For all that, I mostly love teaching intro courses. Partly, that’s because I’ve been teaching them for a decade now, since summer in graduate school; that’s allowed me to try every mistake you can and hit on ways to recover from most of them. Partly, that’s because there’s a real sense that you can make a contribution in a course like that: you have a chance to actually introduce folks to your discipline and maybe entrance them into liking it.
Mostly, that’s because I’ve decided that teaching an intro social science course in the United States is a blessing. Social science just doesn’t get much of a hearing in grade school (in my case, we had one semester of “economics” that really wasn’t much about economics). Compared to the degree of private and state attention lavished on STEM, or even history and art, there’s a real deficit of introductions to thinking like any form of a social scientist.

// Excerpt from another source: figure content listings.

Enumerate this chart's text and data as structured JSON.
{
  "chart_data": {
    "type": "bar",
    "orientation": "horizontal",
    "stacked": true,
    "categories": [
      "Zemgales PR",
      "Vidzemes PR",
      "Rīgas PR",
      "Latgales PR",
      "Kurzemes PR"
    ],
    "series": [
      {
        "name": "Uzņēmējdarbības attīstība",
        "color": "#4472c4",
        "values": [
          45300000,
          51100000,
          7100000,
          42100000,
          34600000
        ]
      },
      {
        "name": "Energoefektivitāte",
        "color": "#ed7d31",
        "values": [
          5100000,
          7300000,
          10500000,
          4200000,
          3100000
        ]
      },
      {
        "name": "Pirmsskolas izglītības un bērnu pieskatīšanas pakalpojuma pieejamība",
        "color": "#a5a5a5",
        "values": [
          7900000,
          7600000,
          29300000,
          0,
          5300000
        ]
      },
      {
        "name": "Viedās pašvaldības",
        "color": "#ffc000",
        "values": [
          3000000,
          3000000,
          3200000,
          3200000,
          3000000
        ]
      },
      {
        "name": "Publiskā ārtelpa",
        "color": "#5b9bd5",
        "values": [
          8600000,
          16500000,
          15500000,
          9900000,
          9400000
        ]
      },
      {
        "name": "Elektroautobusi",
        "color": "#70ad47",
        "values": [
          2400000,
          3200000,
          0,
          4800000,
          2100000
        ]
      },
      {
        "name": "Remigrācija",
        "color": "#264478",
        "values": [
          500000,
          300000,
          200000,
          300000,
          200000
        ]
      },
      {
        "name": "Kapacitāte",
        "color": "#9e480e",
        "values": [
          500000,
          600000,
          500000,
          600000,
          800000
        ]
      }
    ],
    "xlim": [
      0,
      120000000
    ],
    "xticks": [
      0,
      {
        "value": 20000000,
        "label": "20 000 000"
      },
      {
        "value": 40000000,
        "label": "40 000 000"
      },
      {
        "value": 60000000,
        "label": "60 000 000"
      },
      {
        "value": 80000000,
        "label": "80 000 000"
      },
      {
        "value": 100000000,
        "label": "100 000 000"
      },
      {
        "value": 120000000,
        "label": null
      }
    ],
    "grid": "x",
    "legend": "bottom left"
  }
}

That means that I get to teach the hits to people who have never heard them. (Well, probably not.) Prisoner’s Dilemma? Collective action dilemmas? Structure vs agency? Basic negotiating theory? The relationship between identity claims and reception? So much to cover! And who wouldn’t want to get a chance to learn and re-learn the basics? It means you get really sharp on things that, it turns out, specialists can get really wrong.

Over the past few years, it’s also been a chance for me to explore parts of my discipline that I never paid attention to or even outright dismissed. From migration to monetary economics in World Politics, and from covert action to congressional affairs in US Foreign Policy, I get to spend time poking around and learning the hits of my colleagues’ works and intellectual lives. That’s a broadening of my intellectual base, and even if the payoff is less direct than keeping a hyper-specialized syllabus on my research agenda up to date when there is a research payoff it tends to be especially high value.
Finally, developing the assignments is a real challenge. You can get it wrong; god knows I have. But when you get it right the payoff is, again, really big—because you’ve gotten it right for hundreds of students (well, about 175 on average turn on any given assignment). Working out how to develop skills and impart knowledge means that you can have an influence on an entire major (and the upper limit of my personal influence is about 7 percent of the undergraduate body, which is very much a “no-pressure” moment).
Why talk about all of this? Partly, because this is what’s on my mind right now, and I wanted to share it with you all. But partly because now that I’ve done all this damn learning I’m gonna share it with you. So look forward to a few newsletters this term that incorporate some of the vignettes, concepts, and theories that I’ve learned doing lecture prep for a decade!